6. Bridging gaps between urban expansion, and agriculture and open spaces preservation

According to some social scientists, May 23, 2007 marked the date when the proportion of urban population on Earth surpassed rural dwellers, while the UN certified this happened sometime in 2008. One of the obvious consequences of this shift is the need for more physical space for cities, causing urban encroachment where once there were fields, forests and other types of open spaces. Around the world there is a widespread concern about the sustainability of urban expansion as it affects food-producing farmlands, forestry industries and ecosystem services provision by non-urbanised areas. There are particular geographical hotspots, namely in China (Lichtenberg and Ding, 2008).

Peri-urban agriculture is as old as cities, but its promotion and preservation has gained momentum in the last decades in response to new concerns related to the sustainability of food production, and also in regional planning (e.g. green infrastructure provision, open spaces conservation, ecosystem services). Bengston et al. (2004) summarised some of the farmland management tools available in the United States, outlining more than 30 mechanisms for “managing urban growth” or “protecting open-space”, connoting them as “two sides of the same coin” (Bengston et al., 2004: 273). In Europe devices such as “agri-parks” or “agricultural parks”, absent in other continents, have been developed (Yacamán and Zazo, 2015), echoing the protection mechanisms for natural areas, from national/natural parks to agriculture in peri-urban and non-peri-urban areas. However, it remains questionable to what extent these tools have been effective in avoiding urban intrusion and promoting agriculture and/or forest preservation given the intensity of urban dynamics and pressures.

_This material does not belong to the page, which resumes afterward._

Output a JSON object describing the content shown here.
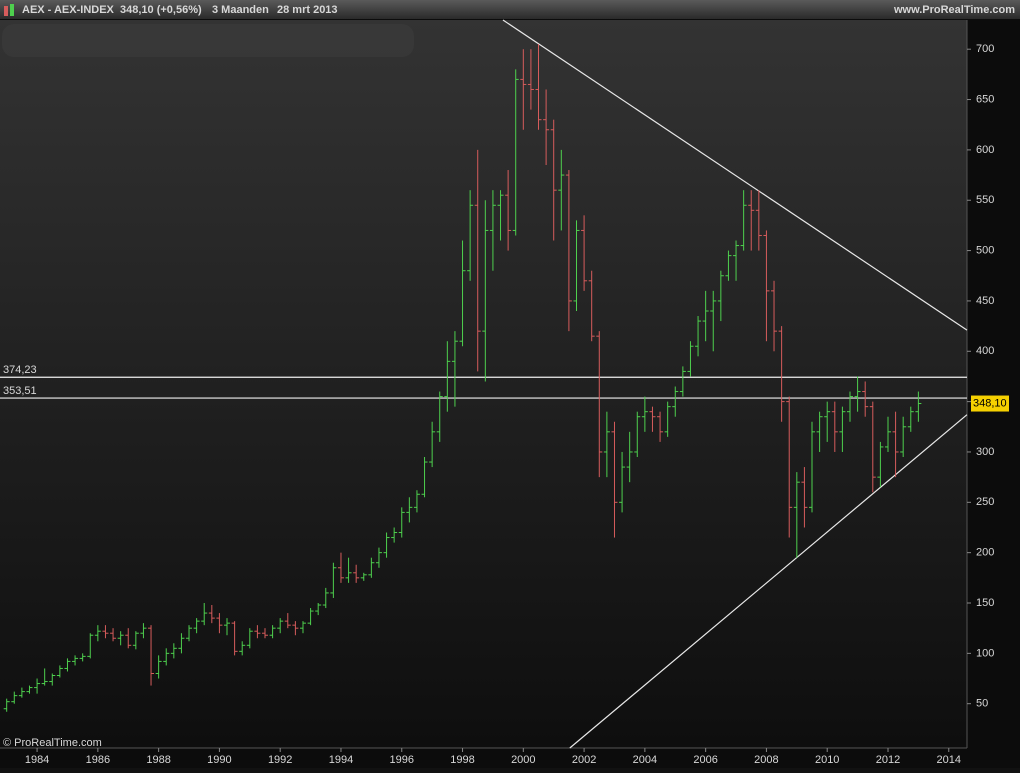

In particular, it seems difficult to guarantee the sustainability of urban areas while, at the same time, maintaining its farmlands and open spaces nearby.

This thematic session welcomes contributions around these questions:

> Is reconciliation possible between urban/metropolitan/spatial/city-region planning and farmlands and rural areas?

> How can agri-ecological infrastructures and frameworks be planned and designed at urban/metropolitan/spatial/city-region scale?

> What organisational tools and partnerships for urban-rural joint policies, ventures and projects have been developed and what is their performance?

> Is environmental protection in peri-urban areas compatible with farmland and rural preservation?

> How can we bridge the gap between the peri-urban farmlands understood as farming (productive) areas, on the one hand, and as green infrastructure/open space conservation, on the other?